A seizure is an abnormal burst of electrical activity in the brain that temporarily halts or disturbs messages being sent between brain cells, resulting in a particular seizure, depending in which part of the brain the electrical burst occurs. There is always usually a trigger behind a seizure, but there are unknown causes of epilepsy (Cryptogenic Epilepsy), as well as Symptomatic Epilepsy which is usually a result of damage to the brain or an underlying brain condition.
SUDEP (Sudden Unexpected Death in Epilepsy) is in fact rarer than some might think, and is usually associated with Tonic-Clonic seizures. According to research around 1 in a 1,000 people with epilepsy will die as a result, but measures can be taken to reduce the risks of SUDEP. For example, remembering your medication is an absolute must! And suffering a seizure alone and being seriously drunk also heighten the risk. It is not particularly known as to what causes SUDEP, but is believed to do with the area in the brain that is responsible for the heart beat and/or breathing, that can be affected during a seizure.
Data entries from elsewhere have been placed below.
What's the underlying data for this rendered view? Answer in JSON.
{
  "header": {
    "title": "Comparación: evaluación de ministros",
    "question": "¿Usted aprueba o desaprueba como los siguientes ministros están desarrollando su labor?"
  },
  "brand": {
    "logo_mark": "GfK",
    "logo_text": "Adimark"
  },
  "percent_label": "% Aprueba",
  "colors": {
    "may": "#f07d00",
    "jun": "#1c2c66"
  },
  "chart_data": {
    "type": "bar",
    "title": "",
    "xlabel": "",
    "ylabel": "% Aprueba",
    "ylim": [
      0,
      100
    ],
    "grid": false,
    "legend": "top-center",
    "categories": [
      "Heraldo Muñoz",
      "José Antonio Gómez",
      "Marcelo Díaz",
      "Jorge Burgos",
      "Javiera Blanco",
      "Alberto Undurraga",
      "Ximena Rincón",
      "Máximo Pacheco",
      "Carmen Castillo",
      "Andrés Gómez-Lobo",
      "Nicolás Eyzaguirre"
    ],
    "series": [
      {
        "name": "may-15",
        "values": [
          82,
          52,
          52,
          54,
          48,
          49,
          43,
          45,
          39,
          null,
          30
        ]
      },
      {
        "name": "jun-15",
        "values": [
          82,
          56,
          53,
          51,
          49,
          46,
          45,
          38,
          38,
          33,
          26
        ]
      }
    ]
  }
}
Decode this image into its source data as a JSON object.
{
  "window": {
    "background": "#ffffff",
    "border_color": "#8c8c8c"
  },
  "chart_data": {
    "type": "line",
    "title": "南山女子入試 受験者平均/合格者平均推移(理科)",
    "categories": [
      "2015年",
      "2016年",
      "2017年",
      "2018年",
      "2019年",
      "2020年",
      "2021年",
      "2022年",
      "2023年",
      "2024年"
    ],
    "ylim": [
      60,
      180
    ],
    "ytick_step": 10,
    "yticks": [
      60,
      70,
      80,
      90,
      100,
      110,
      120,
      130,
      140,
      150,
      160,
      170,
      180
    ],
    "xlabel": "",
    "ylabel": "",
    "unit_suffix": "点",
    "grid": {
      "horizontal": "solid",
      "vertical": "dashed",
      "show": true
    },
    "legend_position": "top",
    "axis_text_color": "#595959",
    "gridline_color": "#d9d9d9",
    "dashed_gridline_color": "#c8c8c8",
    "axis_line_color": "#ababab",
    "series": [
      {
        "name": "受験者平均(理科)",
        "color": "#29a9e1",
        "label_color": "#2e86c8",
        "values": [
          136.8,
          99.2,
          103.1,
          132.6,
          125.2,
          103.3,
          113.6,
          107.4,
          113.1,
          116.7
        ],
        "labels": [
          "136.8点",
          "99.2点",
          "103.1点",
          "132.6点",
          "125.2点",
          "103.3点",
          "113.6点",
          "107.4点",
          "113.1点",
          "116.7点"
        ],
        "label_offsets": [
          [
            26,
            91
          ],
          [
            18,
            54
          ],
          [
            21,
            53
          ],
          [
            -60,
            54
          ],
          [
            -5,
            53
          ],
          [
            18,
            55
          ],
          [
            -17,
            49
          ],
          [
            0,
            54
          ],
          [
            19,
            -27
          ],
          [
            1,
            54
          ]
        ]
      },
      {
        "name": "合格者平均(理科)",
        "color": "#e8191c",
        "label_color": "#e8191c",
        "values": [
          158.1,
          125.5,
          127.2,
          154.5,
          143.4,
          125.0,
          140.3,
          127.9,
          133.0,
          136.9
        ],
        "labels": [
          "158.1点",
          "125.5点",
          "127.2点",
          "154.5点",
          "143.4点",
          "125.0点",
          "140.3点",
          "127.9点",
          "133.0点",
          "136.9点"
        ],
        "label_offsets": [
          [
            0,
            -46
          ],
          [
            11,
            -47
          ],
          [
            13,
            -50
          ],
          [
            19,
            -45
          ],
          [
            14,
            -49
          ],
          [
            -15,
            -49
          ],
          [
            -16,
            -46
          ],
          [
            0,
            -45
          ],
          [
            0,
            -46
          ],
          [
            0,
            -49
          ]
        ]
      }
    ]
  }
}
A seizure can be triggered by any manner of things. A few examples would be fatigue, stress or anxiety, a lack of food intake (low blood sugar levels), excess alcohol, even menstruation. And although many believe flash photography and strobe lighting have a large part to play in triggering a seizure, in fact only 4% of epilepsy sufferers are photosensitive.
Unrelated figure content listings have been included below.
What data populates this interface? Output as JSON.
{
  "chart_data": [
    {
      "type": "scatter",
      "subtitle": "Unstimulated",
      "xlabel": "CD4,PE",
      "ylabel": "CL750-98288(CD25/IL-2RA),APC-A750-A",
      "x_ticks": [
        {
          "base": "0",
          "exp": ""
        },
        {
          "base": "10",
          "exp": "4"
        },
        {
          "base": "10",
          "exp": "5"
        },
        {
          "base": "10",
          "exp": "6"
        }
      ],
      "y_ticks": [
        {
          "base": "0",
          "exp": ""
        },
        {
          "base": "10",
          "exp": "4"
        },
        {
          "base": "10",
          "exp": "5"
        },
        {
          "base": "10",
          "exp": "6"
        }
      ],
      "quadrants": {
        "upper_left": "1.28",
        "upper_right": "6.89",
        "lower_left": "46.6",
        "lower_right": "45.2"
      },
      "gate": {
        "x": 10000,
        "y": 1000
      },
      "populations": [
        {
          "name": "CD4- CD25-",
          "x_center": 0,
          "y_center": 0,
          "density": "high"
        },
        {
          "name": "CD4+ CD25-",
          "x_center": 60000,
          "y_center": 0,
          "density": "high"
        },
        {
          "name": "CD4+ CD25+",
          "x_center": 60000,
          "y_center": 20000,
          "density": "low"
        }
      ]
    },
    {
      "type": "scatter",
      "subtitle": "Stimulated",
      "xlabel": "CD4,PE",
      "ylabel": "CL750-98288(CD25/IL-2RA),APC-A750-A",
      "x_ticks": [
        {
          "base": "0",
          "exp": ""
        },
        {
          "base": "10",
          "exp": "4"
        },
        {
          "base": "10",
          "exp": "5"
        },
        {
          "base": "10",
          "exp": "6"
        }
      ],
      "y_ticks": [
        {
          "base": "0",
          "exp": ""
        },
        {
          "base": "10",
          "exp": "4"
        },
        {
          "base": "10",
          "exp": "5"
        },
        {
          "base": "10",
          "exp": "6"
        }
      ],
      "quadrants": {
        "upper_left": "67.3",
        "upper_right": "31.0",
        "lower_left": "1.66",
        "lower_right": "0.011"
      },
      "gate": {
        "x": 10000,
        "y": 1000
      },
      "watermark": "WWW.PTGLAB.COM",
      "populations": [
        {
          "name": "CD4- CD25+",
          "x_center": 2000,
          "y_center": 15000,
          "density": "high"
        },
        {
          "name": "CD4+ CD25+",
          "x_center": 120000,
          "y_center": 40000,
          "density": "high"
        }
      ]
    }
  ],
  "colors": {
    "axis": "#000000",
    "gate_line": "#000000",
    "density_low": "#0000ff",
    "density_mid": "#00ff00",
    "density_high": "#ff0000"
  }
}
I could go on about this particular cause, but going on about it will not spread awareness. I have distributed important facts as well as shared a small portion of my own experiences. If only some of you readers could pass on this information, useful and mindful information, on to others, I am certain it will make some difference in rectifying people’s attitudes and thoughts towards the condition, and make them realise the truth about epilepsy.